Melalui kegiatan edukasi lingkungan tersebut, Paguyuban Duta Lingkungan Nusa Tenggara Barat (NTB) mengajak para pelajar untuk tidak sekadar memahami persoalan ekologis, tetapi juga mengambil peran sebagai agen perubahan dalam menjaga kelestarian alam.
Pembina Yayasan Paguyuban Duta Lingkungan NTB, Lalu Amrillah, mengatakan generasi muda memiliki posisi penting dalam menghadapi berbagai tantangan lingkungan yang semakin kompleks.
Menurutnya, sekolah menjadi ruang strategis untuk membangun kesadaran lingkungan sejak dini. Sebab, perubahan besar dapat dimulai dari kebiasaan sederhana yang dilakukan secara konsisten oleh para pelajar.

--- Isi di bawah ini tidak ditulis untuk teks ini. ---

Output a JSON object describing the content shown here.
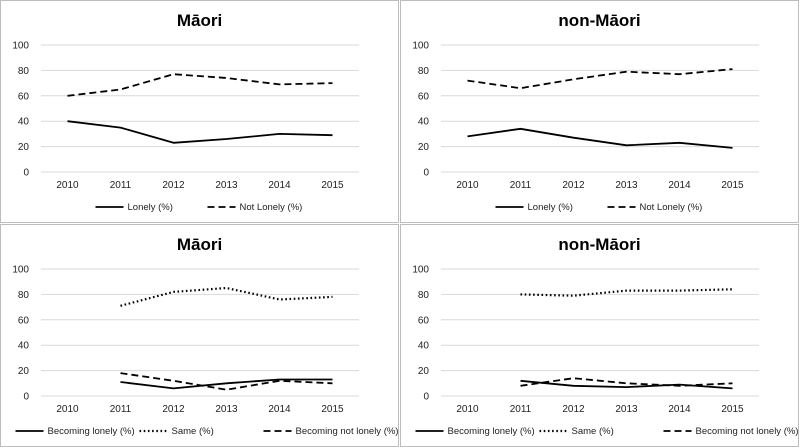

“Generasi muda harus menjadi bagian dari solusi. Perubahan tidak akan terjadi jika kita hanya diam dan menjadi penonton. Dari lingkungan sekolah, para siswa bisa mulai mengambil langkah kecil yang kemudian memberikan dampak besar,” ujar Amrillah didampingi Winner Duta Lingkungan NTB Tahun 2025, Febriana Irfani.
Ia menjelaskan, program Duta Lingkungan NTB Goes to School bukan sekadar kegiatan seremonial, melainkan gerakan edukasi yang bertujuan membangun karakter peduli lingkungan di kalangan pelajar.

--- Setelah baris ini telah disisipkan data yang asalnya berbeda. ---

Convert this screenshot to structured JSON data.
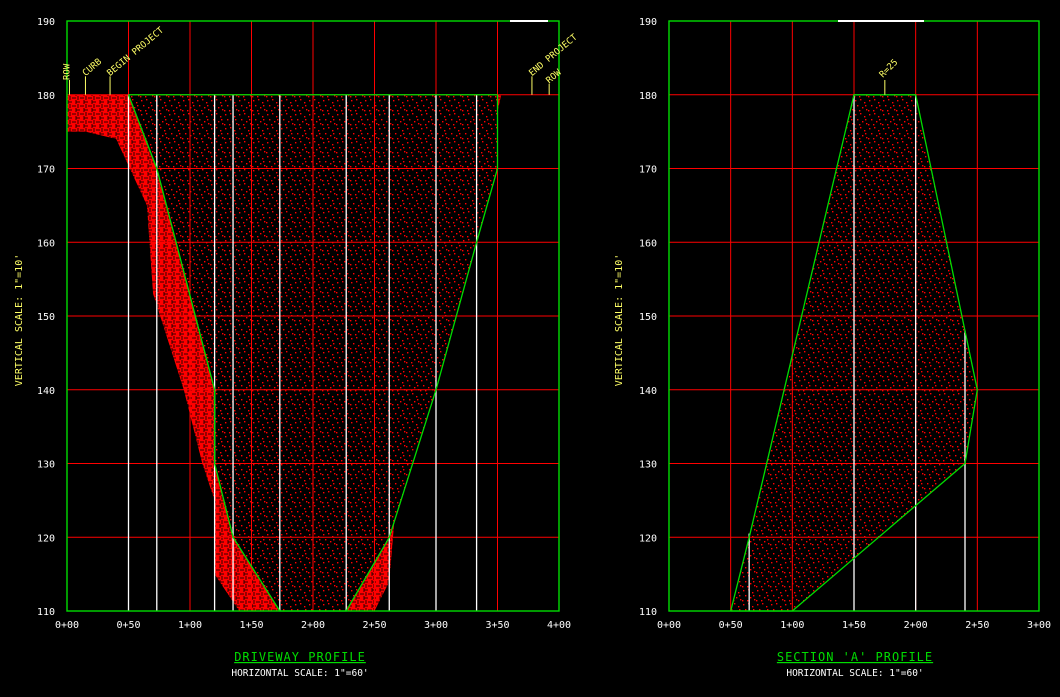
{
  "colors": {
    "background": "#000000",
    "grid_major": "#ff0000",
    "frame": "#00dd00",
    "vertical_guides": "#ffffff",
    "fill": "#ff0000",
    "annotation": "#ffff66",
    "title": "#00dd00"
  },
  "chart_data": [
    {
      "type": "area",
      "title": "DRIVEWAY PROFILE",
      "subtitle": "HORIZONTAL SCALE: 1\"=60'",
      "ylabel": "VERTICAL SCALE: 1\"=10'",
      "xlim": [
        0,
        400
      ],
      "ylim": [
        110,
        190
      ],
      "x_ticks": [
        "0+00",
        "0+50",
        "1+00",
        "1+50",
        "2+00",
        "2+50",
        "3+00",
        "3+50",
        "4+00"
      ],
      "y_ticks": [
        "110",
        "120",
        "130",
        "140",
        "150",
        "160",
        "170",
        "180",
        "190"
      ],
      "annotations": [
        "ROW",
        "CURB",
        "BEGIN PROJECT",
        "END PROJECT",
        "ROW"
      ],
      "stations": [
        50,
        73,
        120,
        135,
        173,
        227,
        262,
        300,
        333
      ],
      "inner_profile": [
        [
          50,
          180
        ],
        [
          73,
          170
        ],
        [
          120,
          140
        ],
        [
          120,
          130
        ],
        [
          135,
          120
        ],
        [
          173,
          110
        ],
        [
          227,
          110
        ],
        [
          262,
          120
        ],
        [
          300,
          140
        ],
        [
          333,
          160
        ],
        [
          350,
          170
        ],
        [
          350,
          180
        ]
      ],
      "outer_profile": [
        [
          0,
          175
        ],
        [
          15,
          175
        ],
        [
          40,
          174
        ],
        [
          65,
          165
        ],
        [
          70,
          153
        ],
        [
          95,
          140
        ],
        [
          110,
          130
        ],
        [
          120,
          125
        ],
        [
          120,
          115
        ],
        [
          140,
          110
        ],
        [
          175,
          110
        ],
        [
          225,
          110
        ],
        [
          250,
          110
        ],
        [
          262,
          114
        ],
        [
          270,
          130
        ],
        [
          300,
          140
        ],
        [
          320,
          160
        ],
        [
          340,
          170
        ],
        [
          353,
          180
        ],
        [
          400,
          180
        ]
      ],
      "fill_top": 180
    },
    {
      "type": "area",
      "title": "SECTION 'A' PROFILE",
      "subtitle": "HORIZONTAL SCALE: 1\"=60'",
      "ylabel": "VERTICAL SCALE: 1\"=10'",
      "xlim": [
        0,
        300
      ],
      "ylim": [
        110,
        190
      ],
      "x_ticks": [
        "0+00",
        "0+50",
        "1+00",
        "1+50",
        "2+00",
        "2+50",
        "3+00"
      ],
      "y_ticks": [
        "110",
        "120",
        "130",
        "140",
        "150",
        "160",
        "170",
        "180",
        "190"
      ],
      "annotations": [
        "R=25"
      ],
      "stations": [
        65,
        150,
        200,
        240
      ],
      "polygon": [
        [
          50,
          110
        ],
        [
          65,
          120
        ],
        [
          150,
          180
        ],
        [
          200,
          180
        ],
        [
          250,
          140
        ],
        [
          240,
          130
        ],
        [
          100,
          110
        ]
      ]
    }
  ]
}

Dalam kegiatan tersebut, para siswa didorong untuk menjadi agents of change yang mampu menginspirasi lingkungan sekitar melalui berbagai aksi nyata, mulai dari menjaga kebersihan sekolah, mengurangi sampah, menghemat penggunaan sumber daya, hingga merawat ekosistem di sekitar mereka.
“Yang kita bangun bukan hanya pengetahuan, tetapi karakter. Anak-anak harus memiliki keberanian untuk memulai, mengajak teman-temannya, dan menjadi contoh di lingkungan masing-masing,” katanya.
Amrillah menilai sekolah memiliki potensi besar sebagai pusat gerakan lingkungan. Jika kepedulian tersebut tumbuh di lingkungan pendidikan, maka kebiasaan baik akan terbawa hingga ke masyarakat luas.
Ia menegaskan, upaya mewujudkan NTB yang hijau, bersih, dan berkelanjutan membutuhkan keterlibatan berbagai pihak, mulai dari sekolah, pemerintah, komunitas, organisasi kepemudaan, hingga masyarakat.
“NTB yang hijau, bersih, dan berkelanjutan tidak bisa diwujudkan oleh satu pihak saja. Kita membutuhkan kolaborasi dan terutama keterlibatan generasi muda,” tegasnya.
Paguyuban Duta Lingkungan NTB berharap program tersebut dapat terus diperluas ke berbagai sekolah di NTB. Dengan semakin banyaknya pelajar yang terlibat, gerakan peduli lingkungan diharapkan tumbuh menjadi budaya bersama.
Sementara itu, Kepala SMAN 1 Pringgarata, H. Muhammad Husni, menyampaikan apresiasi atas kepercayaan yang diberikan kepada sekolahnya sebagai lokasi pelaksanaan kegiatan Duta Lingkungan NTB.
Menurutnya, kegiatan tersebut menjadi momentum penting untuk memperkuat edukasi lingkungan sekaligus menumbuhkan kepedulian siswa terhadap kondisi alam sekitar.
“Kami mengucapkan terima kasih yang sebesar-besarnya atas kepercayaan yang diberikan kepada SMAN 1 Pringgarata sebagai pusat kegiatan Duta Lingkungan NTB,” ujarnya.
Ia menambahkan, kehadiran program tersebut menjadi motivasi bagi pihak sekolah untuk terus menghadirkan berbagai kegiatan yang mendorong siswa lebih aktif menjaga lingkungan melalui tindakan nyata.
Dengan adanya kolaborasi antara sekolah dan komunitas lingkungan, diharapkan lahir generasi muda NTB yang tidak hanya unggul dalam bidang akademik, tetapi juga memiliki kepedulian serta tanggung jawab terhadap keberlanjutan lingkungan di masa depan.